It was absolutely everywhere in the early 2000s — tiny square tiles, often in mosaics of varying shades, with a bit of an iridescent sheen. Those same tiles were big in the '70s and '80s, too, although then you were more likely to see them in shades of white or beige. And since almost everything that once falls out of fashion will eventually cycle back, I'm starting to see those tiny tiles crop up once again.
These tiles are a little different this time around: instead of variegated mosaics, they tend to be a single color, within a very tight color range, or even pure white. In this way, the tiles read almost more as a texture than a pattern.
Above: In this French bathroom spotted on Maison Creative, tile covers the walls of the shower, as well as the countertop and shelves.
In this shower from Dagbladet, a pale pink grout matches the iridescent pink wall tile.
Small white tiles cover the tub, and the walls, of this Norwegian bathroom from Rom 123. The slightly larger square black tiles on the floor set up a nice contrast.

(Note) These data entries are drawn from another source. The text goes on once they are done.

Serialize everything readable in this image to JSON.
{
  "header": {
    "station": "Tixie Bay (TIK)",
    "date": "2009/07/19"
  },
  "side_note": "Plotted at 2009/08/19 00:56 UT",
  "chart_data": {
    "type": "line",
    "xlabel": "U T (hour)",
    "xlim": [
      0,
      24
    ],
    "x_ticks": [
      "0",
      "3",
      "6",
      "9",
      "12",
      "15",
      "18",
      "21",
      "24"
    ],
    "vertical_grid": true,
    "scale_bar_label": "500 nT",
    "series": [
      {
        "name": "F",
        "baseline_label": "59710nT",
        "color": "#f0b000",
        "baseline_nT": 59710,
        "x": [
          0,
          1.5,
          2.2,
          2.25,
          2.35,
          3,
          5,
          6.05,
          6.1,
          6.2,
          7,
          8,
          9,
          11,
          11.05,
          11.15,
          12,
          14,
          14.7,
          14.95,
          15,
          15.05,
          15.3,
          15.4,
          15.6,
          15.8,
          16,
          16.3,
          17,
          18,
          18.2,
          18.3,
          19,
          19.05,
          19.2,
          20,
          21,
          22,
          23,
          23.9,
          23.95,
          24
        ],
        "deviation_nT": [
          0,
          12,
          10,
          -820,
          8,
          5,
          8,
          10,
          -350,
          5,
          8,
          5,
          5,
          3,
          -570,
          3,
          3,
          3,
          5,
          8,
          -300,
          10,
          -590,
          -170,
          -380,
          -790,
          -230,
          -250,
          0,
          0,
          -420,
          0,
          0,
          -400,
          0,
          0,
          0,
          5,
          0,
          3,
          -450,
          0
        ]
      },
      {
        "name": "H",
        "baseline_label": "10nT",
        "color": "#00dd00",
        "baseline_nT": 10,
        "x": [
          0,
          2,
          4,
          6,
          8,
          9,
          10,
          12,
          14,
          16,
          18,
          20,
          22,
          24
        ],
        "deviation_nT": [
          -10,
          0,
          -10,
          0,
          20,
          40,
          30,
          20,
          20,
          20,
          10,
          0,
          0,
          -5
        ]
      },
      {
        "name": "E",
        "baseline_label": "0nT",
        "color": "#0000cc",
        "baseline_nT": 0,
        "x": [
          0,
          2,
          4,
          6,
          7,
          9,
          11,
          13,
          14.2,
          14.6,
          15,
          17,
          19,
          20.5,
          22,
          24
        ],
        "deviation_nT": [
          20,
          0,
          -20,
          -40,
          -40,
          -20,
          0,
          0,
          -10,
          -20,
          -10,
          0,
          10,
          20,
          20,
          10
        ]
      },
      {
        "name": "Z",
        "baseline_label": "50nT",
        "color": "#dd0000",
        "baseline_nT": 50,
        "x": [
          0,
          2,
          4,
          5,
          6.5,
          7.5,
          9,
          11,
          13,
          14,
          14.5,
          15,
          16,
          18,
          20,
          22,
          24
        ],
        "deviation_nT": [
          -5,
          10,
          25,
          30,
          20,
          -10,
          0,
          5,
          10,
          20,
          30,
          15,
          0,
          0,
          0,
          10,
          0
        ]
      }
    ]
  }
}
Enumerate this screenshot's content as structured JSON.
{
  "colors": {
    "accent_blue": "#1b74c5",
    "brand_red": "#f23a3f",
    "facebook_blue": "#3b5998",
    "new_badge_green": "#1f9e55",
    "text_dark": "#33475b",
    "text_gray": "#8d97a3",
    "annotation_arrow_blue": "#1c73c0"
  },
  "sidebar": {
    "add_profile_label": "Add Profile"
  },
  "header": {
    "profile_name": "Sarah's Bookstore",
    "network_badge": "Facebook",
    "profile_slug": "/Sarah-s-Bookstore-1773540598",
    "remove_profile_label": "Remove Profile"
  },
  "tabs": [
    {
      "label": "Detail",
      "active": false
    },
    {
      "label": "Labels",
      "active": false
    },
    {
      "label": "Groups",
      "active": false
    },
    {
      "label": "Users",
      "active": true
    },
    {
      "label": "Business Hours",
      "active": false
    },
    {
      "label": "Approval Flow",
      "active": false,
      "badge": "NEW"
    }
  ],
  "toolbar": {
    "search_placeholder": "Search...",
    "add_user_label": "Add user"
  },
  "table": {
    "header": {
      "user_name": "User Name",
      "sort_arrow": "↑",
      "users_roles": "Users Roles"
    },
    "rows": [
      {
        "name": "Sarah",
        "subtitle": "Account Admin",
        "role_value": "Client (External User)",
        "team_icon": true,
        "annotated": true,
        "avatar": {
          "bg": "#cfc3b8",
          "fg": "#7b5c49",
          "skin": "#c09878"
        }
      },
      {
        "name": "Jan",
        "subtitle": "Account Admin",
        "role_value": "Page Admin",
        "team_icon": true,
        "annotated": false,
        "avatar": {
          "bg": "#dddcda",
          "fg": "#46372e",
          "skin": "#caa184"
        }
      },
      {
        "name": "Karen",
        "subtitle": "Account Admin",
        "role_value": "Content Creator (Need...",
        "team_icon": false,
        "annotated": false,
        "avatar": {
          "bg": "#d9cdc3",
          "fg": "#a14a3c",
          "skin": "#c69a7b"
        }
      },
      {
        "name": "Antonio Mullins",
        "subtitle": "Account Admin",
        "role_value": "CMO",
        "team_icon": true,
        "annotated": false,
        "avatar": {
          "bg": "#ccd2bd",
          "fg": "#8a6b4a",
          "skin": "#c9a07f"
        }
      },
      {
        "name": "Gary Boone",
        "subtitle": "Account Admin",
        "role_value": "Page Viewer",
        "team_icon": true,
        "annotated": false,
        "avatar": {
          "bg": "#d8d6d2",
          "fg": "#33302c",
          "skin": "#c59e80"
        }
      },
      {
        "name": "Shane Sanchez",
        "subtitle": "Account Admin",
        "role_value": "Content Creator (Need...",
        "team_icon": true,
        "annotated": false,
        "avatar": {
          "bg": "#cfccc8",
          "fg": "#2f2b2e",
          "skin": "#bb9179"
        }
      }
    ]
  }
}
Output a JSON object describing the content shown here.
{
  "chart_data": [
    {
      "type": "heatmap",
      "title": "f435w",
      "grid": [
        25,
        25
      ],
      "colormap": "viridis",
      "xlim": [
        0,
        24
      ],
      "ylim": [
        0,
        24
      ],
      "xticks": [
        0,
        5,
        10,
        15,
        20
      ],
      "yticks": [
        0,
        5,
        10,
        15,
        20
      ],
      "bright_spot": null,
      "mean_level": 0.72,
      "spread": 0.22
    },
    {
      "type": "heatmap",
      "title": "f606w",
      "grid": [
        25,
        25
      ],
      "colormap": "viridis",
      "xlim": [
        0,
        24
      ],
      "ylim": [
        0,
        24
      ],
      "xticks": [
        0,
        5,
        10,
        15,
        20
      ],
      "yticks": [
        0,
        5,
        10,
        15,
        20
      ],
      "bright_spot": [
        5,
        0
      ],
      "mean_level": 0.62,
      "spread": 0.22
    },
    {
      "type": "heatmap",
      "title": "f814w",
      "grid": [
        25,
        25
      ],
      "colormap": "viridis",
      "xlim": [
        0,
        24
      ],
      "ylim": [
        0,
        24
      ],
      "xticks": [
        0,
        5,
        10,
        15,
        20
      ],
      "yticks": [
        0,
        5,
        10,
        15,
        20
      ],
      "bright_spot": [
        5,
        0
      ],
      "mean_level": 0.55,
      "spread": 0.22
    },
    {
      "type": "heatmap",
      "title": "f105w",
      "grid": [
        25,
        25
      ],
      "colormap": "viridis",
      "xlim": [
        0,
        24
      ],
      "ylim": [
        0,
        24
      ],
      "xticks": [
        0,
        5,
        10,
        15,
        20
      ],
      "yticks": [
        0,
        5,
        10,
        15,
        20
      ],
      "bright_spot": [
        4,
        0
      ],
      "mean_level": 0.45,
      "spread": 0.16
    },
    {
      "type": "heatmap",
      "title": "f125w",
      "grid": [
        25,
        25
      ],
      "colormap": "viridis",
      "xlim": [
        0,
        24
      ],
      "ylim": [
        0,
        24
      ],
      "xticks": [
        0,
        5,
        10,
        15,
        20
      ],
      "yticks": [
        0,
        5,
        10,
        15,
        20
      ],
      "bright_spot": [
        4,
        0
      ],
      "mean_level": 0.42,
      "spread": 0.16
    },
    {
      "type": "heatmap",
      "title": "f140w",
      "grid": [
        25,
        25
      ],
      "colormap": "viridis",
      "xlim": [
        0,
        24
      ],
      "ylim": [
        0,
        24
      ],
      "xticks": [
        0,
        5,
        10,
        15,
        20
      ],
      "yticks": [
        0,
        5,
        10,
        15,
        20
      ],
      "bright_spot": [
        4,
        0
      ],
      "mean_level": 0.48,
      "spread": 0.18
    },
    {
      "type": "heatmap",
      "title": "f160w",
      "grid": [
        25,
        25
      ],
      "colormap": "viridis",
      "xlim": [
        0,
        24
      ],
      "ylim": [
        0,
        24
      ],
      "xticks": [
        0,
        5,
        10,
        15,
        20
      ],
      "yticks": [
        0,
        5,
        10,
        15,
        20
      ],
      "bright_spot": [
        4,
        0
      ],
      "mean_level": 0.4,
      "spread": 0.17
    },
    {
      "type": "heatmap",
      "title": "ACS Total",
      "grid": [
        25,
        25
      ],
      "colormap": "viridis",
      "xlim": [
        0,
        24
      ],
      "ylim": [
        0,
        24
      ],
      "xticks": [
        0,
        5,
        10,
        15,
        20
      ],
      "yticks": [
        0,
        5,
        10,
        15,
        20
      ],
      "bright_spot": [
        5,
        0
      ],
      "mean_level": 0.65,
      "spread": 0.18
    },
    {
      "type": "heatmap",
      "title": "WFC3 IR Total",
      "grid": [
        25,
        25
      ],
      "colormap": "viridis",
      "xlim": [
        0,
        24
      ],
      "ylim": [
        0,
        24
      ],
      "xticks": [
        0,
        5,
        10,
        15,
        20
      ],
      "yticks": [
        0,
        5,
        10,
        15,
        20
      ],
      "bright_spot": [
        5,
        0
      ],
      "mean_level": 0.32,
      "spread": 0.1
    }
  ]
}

Subtly varied white mosaic tile forms the backdrop for a moody, bohemian bathroom in this London home from Vogue.
Small, square tiles like this can impart a bit of bohemian feel, but here, they work equally well in a modern bath from Leibal. Bright white tiles, paired with white grout, add a bit of texture to a minimalist space.
In this bathroom from Sight Unseen, pink mosaic tile matches the pink of the walls, for an immersive color experience.
This bathroom from H Design (also lead image above) has the tiniest tile of all, small enough to wrap around the rounded corners of this spa-like bathroom. Which does, of course, mean a whole whole lot of grout — but also a beautiful, sculptural appearance. Worth the trade-off? You decide.
I've never been a particular fan of these — maybe they still seem a little bit dated to me. And all that tile means a whole, whole lot of grout. But you have to admit that in certain applications, they do look nice, and impart a very pleasing texture. What do you think?